[MITgcm-support] tutorial_global_oce_optim optimisation failed
Patrick Heimbach
heimbach at mit.edu
Sat May 5 15:12:25 EDT 2018
A quick update:
This tutorial works as advertised (in the manual), but not as "hoped".
What I mean is that it has been developed and only ever fully tested and used in optimization mode with TAF-generated code (and that's what's documented in the manual).

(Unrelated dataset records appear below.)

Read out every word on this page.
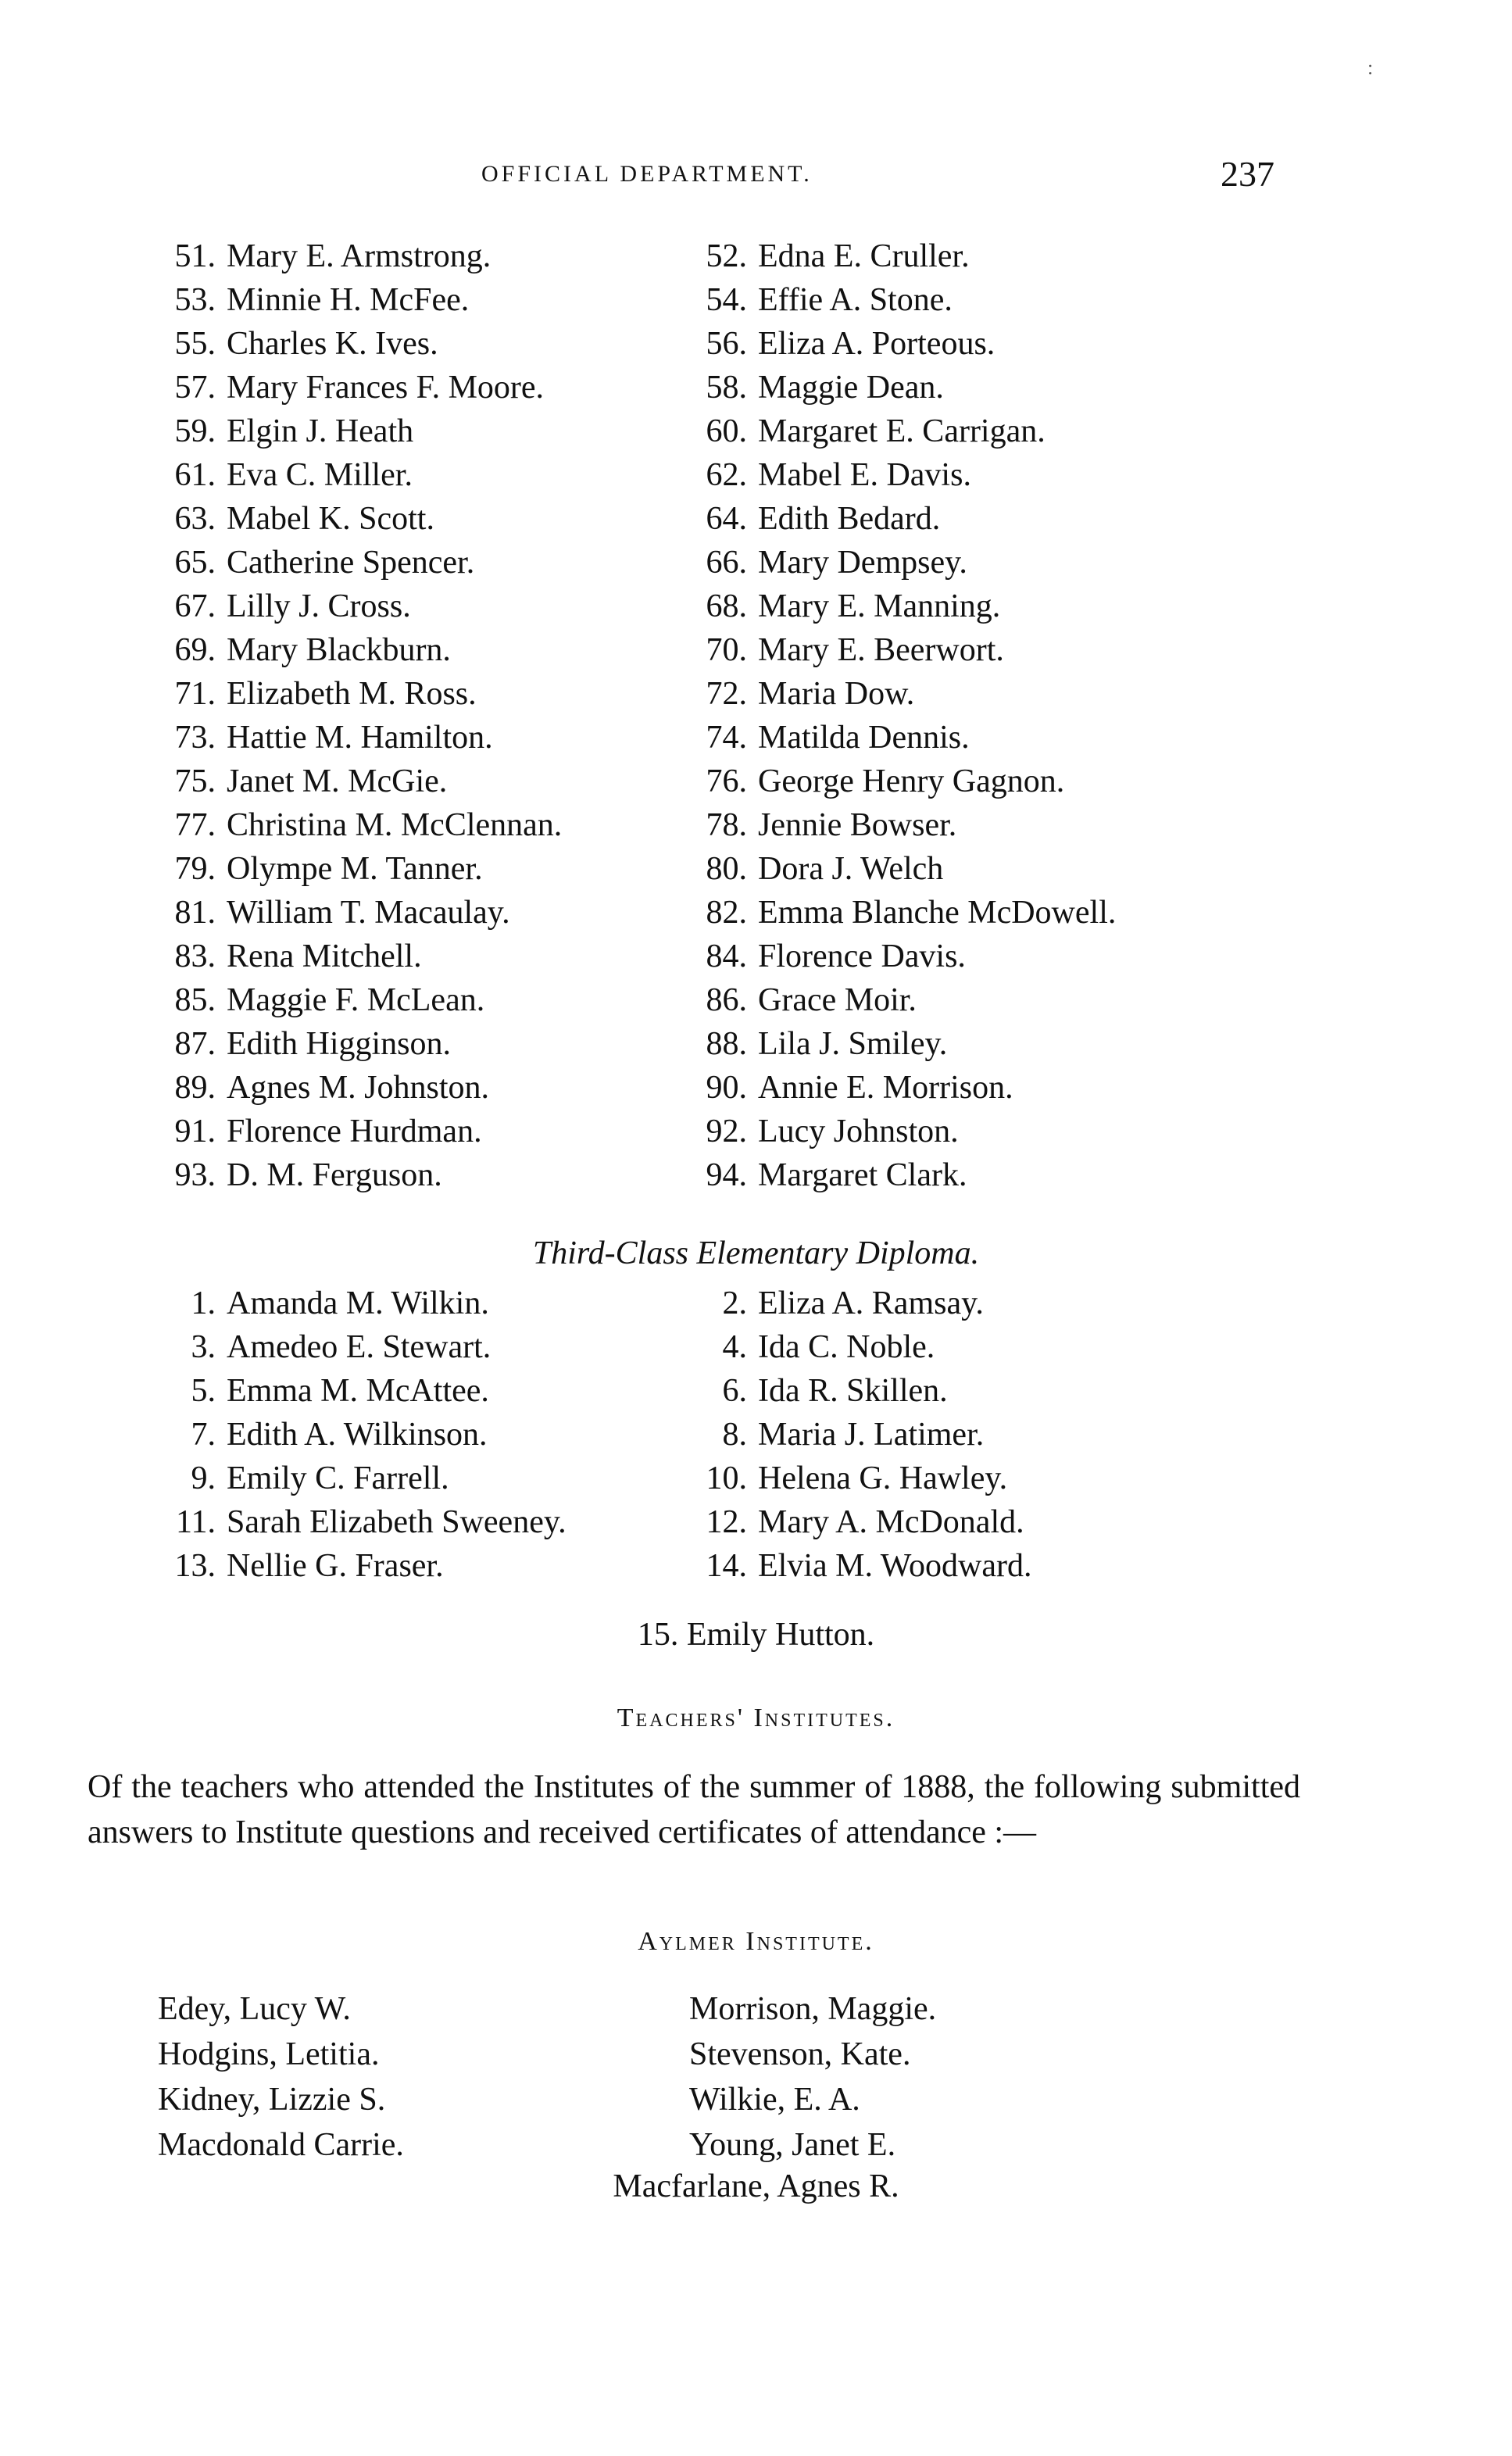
:
OFFICIAL DEPARTMENT.	237
51. Mary E. Armstrong.	52. Edna E. Cruller.
53. Minnie H. McFee.	54. Effie A. Stone.
55. Charles K. Ives.	56. Eliza A. Porteous.
57. Mary Frances F. Moore.	58. Maggie Dean.
59. Elgin J. Heath	60. Margaret E. Carrigan.
61. Eva C. Miller.	62. Mabel E. Davis.
63. Mabel K. Scott.	64. Edith Bedard.
65. Catherine Spencer.	66. Mary Dempsey.
67. Lilly J. Cross.	68. Mary E. Manning.
69. Mary Blackburn.	70. Mary E. Beerwort.
71. Elizabeth M. Ross.	72. Maria Dow.
73. Hattie M. Hamilton.	74. Matilda Dennis.
75. Janet M. McGie.	76. George Henry Gagnon.
77. Christina M. McClennan.	78. Jennie Bowser.
79. Olympe M. Tanner.	80. Dora J. Welch
81. William T. Macaulay.	82. Emma Blanche McDowell.
83. Rena Mitchell.	84. Florence Davis.
85. Maggie F. McLean.	86. Grace Moir.
87. Edith Higginson.	88. Lila J. Smiley.
89. Agnes M. Johnston.	90. Annie E. Morrison.
91. Florence Hurdman.	92. Lucy Johnston.
93. D. M. Ferguson.	94. Margaret Clark.
Third-Class Elementary Diploma.
1. Amanda M. Wilkin.	2. Eliza A. Ramsay.
3. Amedeo E. Stewart.	4. Ida C. Noble.
5. Emma M. McAttee.	6. Ida R. Skillen.
7. Edith A. Wilkinson.	8. Maria J. Latimer.
9. Emily C. Farrell.	10. Helena G. Hawley.
11. Sarah Elizabeth Sweeney.	12. Mary A. McDonald.
13. Nellie G. Fraser.	14. Elvia M. Woodward.
15. Emily Hutton.
Teachers' Institutes.
Of the teachers who attended the Institutes of the summer of 1888, the following submitted answers to Institute questions and received certificates of attendance :—
Aylmer Institute.
Edey, Lucy W.	Morrison, Maggie.
Hodgins, Letitia.	Stevenson, Kate.
Kidney, Lizzie S.	Wilkie, E. A.
Macdonald Carrie.	Young, Janet E.
Macfarlane, Agnes R.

Of course, it should not make a difference of whether we use TAF vs. OpenAD as long as gradients are correct. But as it turns out, with the OpenAD code there appears to be a little glitch. Gradient seems correct, and iteration 1 update is properly read in, but then not used (instead it is reset to zero). Oh well. I'll need to check where that happens, so stay tuned.
p.
> On May 4, 2018, at 10:11 AM, Andrew McRae <andrew.mcrae at physics.ox.ac.uk> wrote:
>
> And, still no luck(?)
>
> Running for a year (switching the commented and uncommented nTimeSteps and lastinterval declarations in data and data.cost), optim.x (lsopt+optim, not optim_m1qn3) now gives the output
>
> cost function............... 0.60514949E+01
> norm of x................... 0.00000000E+00
> norm of g................... 0.23235517E+00
>
> optimization stopped because :
> ifail = 4 the search direction is not a descent one
>
>
> On 4 May 2018 at 13:58, Andrew McRae <andrew.mcrae at physics.ox.ac.uk> wrote:
> On 4 May 2018 at 06:04, Patrick Heimbach <heimbach at mit.edu> wrote:
> Hi Matt,
>
> as you indicated, all is still good, and I suspect the same you did regarding what might be at issue.
>
> I just downloaded latest MITgcm, re-ran adjoint, and conducted 2 iterations (using lsopt).
>
> It still works "out of the box" ... if one realizes that a manual is part of that "box", and section 3.18 (old manual prior to readthedocs) has some description of this tutorial, thanks to dfer (admittedly somewhat out of date, but still mostly relevant). In particular it says there that the optimization has been conducted for a 1-year simulation.
>
> Okay, thanks. I interpreted the manual footnote as "running a 1-year simulation will reproduce the scientifically-interesting graphs in the manual", not as "the default parameters are only useful for verifying correctness of the adjoint, but will break the optimisation routine". I'll see if I have more success with the longer run.
>
>
> Since we do not want to conduct 1-year integrations for *any* of the tutorials within our regression tests (these tests consist of 90 forward, 24 adjoint/TAF, 10 adjoint/OpenAD, and 16 tangent-linear/TAF configurations, each needing to be compiled and executed) we have shortened the number of time steps to 10 (= 10 days) to perform efficient nightly regression tests of the adjoint. Not changing the number of time steps leads to optimizing in the noise - in fact cost function goes up in that case.
>
> That the user's cost function does not change at all suggests a more basic problem though (hard to speculate what it might be).
>
> I made a quick test by extending nTimeSteps from 10 to 90 days, which leads to cost reduction as desired, namely, for:
> numiter=1,
> nfunc=3,
> fmin=5.74,
> (values in data.optim that comes with tutorial_global_oce_optim)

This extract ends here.